A few people pointed out that the Java version of the benchmark was spending a lot of time in trigonometric functions, and that Java computes sin and cosine "by hand" rather than using x87 FPU instructions. However, the same is also true of the Factor implementation, its just that none of the Java advocates bothered to check. I don't use x87 instructions either, and call into libc for sin and cos, just like Java. Indeed, Factor's sin and cos are even more heavyweight than Java's, because they also support complex numbers; Factor's compiler converts them to their real-valued equivalents if it can prove the inputs are real.
Despite this, I modified the benchmark to not call trig functions, and instead just initialize each point as
(n+1,n+2,(n+3)*(n+3)/2). Factor is still faster by roughly the same margin as before:
|Java||829ms (best run out of 8)|
A few people also mentioned that by only running the test 8 times I wasn't giving HotSpot enough time to "warm up". However, the benchmark does not make any polymorphic calls in the inner loops, so there's really no "warm up" needed at all; and indeed I got the best time on the third iteration.

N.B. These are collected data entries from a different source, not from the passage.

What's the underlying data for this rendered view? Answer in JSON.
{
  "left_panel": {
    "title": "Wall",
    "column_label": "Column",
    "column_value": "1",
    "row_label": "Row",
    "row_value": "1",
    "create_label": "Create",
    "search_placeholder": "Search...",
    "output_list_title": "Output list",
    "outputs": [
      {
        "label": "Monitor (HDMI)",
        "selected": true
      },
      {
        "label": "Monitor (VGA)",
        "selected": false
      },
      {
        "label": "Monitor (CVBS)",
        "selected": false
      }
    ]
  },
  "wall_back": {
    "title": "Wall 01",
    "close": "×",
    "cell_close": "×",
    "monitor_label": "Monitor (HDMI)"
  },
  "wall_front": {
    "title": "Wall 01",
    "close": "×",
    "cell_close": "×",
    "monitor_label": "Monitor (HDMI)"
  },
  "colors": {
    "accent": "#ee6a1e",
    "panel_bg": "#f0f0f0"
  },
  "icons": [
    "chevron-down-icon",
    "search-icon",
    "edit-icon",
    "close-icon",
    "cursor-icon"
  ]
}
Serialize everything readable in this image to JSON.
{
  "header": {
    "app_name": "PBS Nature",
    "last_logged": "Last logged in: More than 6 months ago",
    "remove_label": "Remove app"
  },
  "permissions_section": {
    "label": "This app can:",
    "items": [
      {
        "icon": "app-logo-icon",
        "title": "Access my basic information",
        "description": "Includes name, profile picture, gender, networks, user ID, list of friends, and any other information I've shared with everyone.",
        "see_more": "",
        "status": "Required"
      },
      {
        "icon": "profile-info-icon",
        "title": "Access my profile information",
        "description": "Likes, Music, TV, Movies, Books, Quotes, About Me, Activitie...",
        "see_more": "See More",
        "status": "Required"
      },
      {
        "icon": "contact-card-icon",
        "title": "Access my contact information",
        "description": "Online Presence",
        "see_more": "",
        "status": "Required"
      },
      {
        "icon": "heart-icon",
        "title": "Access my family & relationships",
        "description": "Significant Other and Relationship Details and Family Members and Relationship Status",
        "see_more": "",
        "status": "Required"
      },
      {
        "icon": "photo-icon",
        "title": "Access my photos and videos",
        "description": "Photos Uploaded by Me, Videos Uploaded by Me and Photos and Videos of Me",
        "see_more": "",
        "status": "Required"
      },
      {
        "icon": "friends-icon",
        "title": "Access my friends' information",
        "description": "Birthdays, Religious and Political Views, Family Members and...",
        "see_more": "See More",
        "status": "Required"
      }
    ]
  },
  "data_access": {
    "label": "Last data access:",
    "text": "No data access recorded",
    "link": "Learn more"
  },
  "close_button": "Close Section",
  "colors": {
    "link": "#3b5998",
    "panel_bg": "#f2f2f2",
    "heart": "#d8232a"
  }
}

I improved Factor's code generation for trigonometric function calls. Trig function calls are treated like instructions by the low-level optimizer now, which means they participate in value numbering and do not split basic blocks. Instead, the register allocator spills all live registers at the call site at the very end of code generation. This strategy does not work in general for all FFI calls, because the case where the FFI calls invokes a Factor callback needs additional runtime support. However, neither sin nor cos do this. After implementing this, I noticed that my struct-arrays benchmark was calling sin() twice on the same input, and value numbering was folding the second call away. Neat optimization to get "for free".
This code generation change improves performance of both the struct-arrays and partial-sums benchmarks:
Here is the disassembly for benchmark.struct-arrays with this optimization performed, and this is the patch.
For what its worth, Java HotSpot runs the partial-sums benchmark in 1293ms. Hopefully HotSpot's trig function call performance will receive some attention at some point.